I have a function that returns the result of a curried function:

async fn runit<F, Fut, Ret>(cb: F) -> Result<Ret, MyError>
where
    F: FnOnce() -> Fut,
    Fut: Future<Output = Ret>,
{
    Ok(cb().await)
}

Sometimes F may return a Result<Ret, MyError> , requiring the caller to unwrap the returned value twice. Is there a way I can write this such that the function automatically detects whether F already returns the right type and avoids the call to Ok ?

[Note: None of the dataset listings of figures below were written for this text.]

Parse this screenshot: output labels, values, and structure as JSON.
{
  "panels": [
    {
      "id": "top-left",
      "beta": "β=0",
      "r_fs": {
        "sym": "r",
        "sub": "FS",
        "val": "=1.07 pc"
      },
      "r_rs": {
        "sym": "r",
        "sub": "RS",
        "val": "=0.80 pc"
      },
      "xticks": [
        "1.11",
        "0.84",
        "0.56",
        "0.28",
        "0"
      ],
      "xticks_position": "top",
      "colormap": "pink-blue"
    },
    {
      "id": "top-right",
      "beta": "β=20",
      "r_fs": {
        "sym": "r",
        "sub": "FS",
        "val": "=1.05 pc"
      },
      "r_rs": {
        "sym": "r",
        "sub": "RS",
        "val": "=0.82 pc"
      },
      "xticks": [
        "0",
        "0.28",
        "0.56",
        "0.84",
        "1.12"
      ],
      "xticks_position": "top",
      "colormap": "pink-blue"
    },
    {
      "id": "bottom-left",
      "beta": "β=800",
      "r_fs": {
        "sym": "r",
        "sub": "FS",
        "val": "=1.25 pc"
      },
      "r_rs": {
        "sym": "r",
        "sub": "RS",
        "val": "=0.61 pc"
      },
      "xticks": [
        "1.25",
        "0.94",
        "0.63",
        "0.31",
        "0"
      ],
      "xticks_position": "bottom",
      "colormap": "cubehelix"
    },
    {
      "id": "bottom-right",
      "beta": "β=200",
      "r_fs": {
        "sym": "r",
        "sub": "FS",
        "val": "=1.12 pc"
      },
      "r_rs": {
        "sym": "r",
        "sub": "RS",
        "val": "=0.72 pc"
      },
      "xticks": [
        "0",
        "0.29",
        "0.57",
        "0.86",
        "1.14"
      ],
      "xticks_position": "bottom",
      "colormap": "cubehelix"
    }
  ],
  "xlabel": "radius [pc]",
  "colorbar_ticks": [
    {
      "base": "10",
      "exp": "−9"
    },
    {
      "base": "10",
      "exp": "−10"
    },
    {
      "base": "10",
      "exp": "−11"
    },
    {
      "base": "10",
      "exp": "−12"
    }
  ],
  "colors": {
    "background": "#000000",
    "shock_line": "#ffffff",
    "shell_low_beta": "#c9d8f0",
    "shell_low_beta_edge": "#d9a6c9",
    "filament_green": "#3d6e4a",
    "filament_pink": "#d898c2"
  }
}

You might be able to use a trait with separate blanket implementations for Result and other types. Something like:

pub trait IntoResult<T, E> {
    fn into_result(self) -> Result<T, E>;
}

impl<T, E> IntoResult<T, E> for Result<T, E> {
    fn into_result(self) -> Result<T, E> {
        self
    }
}

impl<T, E> IntoResult<T, E> for T {
    fn into_result(self) -> Result<T, E> {
        Ok(self)
    }
}

Then you can implement runit to call into_result() :

async fn runit<F, Fut, Ret, RawRet>(cb: F) -> Result<Ret, MyError>
where
    F: FnOnce() -> Fut,
    Fut: Future<Output = RawRet>,
    RawRet: IntoResult<Ret, MyError>,
{
    cb().await.into_result()
}

Now Rust will be able to infer Ret that satisfies the IntoResult trait, effectively eliminating the inner Result :

// one unwrap needed for Result<usize, MyError>
let _x: usize = runit(|| async { 1 }).await.unwrap();
// two unwraps needed because closure returns Result whose error is not MyError
let _y: usize = runit(|| async { Ok::<_, std::io::Error>(1usize) })
    .await
    .unwrap()
    .unwrap();
// one unwrap enough because closure returns Result<usize, MyError>
let _z: usize = runit(|| async { Ok::<_, MyError>(1usize) }).await.unwrap();

Playground

Before using this in production, I suggest being very careful with this kind of "cleverness". While it looks really nice when it works, it can complicate the signatures of functions and sometimes it can require type hints that would otherwise not be necessary. It is often simpler to use something like anyhow::Error to coalesce results of incompatible errors into one result.